In the present study, three doses of the transdermal patch were used: the high-dose AG200-15 patch; AG200-12.5, which contained 100 mcg/day LNG with 25 mcg/day EE; and AG200LE, a low-dose patch containing 75 mcg LNG and 15 mcg/day EE.
The median concentrations of EE and LNG did not differ significantly between the obese and nonobese women treated with any of the transdermal patches doses used in the study. The mean levels tended to be lower in obese women, but the difference between obese and nonobese women was not statistically significant.
Overall, none of the obese women treated with middle-dose AG200-12.5 had progesterone levels indicative of ovulation, while there was no ovarian activity in the nonobese women treated with AG200-12.5.

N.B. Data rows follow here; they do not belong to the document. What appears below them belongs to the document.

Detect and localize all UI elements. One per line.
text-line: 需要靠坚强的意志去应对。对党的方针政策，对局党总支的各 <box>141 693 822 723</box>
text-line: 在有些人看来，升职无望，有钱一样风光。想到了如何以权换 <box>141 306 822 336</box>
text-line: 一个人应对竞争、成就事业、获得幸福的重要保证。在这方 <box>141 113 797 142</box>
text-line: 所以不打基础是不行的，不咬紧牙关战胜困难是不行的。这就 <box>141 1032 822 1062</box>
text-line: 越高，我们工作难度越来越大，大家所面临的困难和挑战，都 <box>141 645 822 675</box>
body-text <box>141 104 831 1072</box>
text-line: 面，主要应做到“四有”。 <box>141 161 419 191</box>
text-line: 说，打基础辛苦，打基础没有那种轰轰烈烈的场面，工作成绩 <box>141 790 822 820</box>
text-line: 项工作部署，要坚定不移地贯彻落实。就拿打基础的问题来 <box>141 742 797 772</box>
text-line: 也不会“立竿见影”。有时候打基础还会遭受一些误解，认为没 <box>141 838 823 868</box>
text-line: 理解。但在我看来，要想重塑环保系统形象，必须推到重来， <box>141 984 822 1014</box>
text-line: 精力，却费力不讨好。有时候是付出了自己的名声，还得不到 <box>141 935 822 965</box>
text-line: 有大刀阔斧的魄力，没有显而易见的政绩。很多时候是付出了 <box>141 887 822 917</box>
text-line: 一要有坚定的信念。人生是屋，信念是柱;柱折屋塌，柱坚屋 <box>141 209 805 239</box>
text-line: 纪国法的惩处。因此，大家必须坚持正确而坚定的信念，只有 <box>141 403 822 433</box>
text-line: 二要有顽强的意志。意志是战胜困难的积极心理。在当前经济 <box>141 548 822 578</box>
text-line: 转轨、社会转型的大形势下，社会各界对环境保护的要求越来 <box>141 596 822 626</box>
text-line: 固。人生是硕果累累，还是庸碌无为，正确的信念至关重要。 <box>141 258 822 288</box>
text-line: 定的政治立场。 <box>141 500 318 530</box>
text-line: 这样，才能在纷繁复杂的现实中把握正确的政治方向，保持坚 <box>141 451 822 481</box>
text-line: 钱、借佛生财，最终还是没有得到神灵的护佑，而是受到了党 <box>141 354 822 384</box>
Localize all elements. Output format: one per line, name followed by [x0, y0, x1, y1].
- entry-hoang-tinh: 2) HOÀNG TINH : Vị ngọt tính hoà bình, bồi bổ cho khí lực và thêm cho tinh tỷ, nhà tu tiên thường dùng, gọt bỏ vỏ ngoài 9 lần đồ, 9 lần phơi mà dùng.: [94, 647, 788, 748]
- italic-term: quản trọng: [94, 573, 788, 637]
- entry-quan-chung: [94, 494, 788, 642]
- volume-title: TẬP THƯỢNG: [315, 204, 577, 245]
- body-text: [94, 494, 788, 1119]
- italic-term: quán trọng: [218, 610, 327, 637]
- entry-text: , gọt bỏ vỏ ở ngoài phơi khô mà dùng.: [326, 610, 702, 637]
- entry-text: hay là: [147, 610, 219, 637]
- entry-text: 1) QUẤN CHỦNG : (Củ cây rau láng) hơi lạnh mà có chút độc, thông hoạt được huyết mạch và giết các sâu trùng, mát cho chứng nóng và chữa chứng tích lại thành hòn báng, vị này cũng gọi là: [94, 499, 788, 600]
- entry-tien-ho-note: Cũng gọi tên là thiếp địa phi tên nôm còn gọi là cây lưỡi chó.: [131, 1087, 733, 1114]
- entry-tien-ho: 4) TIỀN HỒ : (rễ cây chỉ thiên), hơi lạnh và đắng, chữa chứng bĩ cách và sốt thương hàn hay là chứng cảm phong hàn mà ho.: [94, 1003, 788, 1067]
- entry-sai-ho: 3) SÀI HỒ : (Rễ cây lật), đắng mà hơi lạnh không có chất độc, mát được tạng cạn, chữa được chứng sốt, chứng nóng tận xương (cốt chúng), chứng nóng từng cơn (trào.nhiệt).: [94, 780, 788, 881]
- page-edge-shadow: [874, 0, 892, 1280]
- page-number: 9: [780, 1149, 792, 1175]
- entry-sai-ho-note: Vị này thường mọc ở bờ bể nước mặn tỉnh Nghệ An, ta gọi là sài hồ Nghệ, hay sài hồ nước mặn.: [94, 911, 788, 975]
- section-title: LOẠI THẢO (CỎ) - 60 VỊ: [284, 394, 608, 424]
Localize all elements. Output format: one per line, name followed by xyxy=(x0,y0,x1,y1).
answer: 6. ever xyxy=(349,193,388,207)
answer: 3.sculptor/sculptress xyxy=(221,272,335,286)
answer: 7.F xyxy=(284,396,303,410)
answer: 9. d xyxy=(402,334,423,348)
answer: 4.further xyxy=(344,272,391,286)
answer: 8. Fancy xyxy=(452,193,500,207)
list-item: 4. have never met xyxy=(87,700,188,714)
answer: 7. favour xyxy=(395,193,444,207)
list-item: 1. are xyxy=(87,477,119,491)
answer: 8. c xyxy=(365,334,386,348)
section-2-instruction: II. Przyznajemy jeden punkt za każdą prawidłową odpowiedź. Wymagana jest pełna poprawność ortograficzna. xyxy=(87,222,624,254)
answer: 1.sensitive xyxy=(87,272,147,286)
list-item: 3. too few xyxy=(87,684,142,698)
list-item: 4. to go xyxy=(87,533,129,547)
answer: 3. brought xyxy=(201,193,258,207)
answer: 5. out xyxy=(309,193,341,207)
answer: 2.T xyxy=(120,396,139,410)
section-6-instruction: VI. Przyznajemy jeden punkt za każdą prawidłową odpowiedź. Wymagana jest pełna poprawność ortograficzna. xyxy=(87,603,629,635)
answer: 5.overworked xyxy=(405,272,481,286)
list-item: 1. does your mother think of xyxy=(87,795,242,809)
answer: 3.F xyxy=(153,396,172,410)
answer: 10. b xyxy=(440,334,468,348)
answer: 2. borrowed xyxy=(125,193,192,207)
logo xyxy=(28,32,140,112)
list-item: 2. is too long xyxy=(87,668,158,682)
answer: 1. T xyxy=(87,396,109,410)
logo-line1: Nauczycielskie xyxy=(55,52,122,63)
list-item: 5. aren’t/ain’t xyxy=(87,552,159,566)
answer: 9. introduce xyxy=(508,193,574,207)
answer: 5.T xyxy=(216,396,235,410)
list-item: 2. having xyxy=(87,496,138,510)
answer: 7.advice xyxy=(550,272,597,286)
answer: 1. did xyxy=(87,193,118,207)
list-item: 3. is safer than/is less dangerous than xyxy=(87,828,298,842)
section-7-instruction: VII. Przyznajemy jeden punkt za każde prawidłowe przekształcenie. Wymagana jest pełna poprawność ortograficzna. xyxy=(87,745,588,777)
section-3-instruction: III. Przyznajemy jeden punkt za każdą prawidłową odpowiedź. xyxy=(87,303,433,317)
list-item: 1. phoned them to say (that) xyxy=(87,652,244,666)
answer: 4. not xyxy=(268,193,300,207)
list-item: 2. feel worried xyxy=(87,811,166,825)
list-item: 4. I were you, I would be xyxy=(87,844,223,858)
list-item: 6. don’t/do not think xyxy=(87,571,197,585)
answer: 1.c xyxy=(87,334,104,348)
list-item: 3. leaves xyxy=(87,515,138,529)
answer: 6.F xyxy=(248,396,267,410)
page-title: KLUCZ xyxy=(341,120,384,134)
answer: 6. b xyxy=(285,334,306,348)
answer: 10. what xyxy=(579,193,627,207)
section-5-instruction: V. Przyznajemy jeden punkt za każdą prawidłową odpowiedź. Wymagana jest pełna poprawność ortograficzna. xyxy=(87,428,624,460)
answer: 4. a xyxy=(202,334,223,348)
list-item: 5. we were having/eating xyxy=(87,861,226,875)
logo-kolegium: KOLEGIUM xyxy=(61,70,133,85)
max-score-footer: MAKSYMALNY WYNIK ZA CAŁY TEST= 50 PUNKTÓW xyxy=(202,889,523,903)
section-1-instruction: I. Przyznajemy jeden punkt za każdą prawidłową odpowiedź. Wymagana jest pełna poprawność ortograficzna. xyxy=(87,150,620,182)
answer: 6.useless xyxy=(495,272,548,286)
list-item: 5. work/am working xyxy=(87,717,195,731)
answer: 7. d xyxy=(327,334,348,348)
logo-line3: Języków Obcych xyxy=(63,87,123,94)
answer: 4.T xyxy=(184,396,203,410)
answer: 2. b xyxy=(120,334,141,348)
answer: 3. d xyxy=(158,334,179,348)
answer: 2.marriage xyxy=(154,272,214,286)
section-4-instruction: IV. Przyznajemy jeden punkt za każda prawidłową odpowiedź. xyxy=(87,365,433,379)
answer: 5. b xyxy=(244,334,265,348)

With the highest-dose patch, there appeared to be a similar contraceptive effect in the obese and nonobese women, with a similar lack of an increase in progesterone associated with ovulation in cycles 2 and 3.
"All three patch doses were associated with some ovarian activity during cycle days 1 to 14, with more activity in obese compared with nonobese subjects in the AG200-15 group," report Foegh and colleagues.
A larger phase III study is currently underway testing the risk for pregnancy with AG200-15 in obese and nonobese women.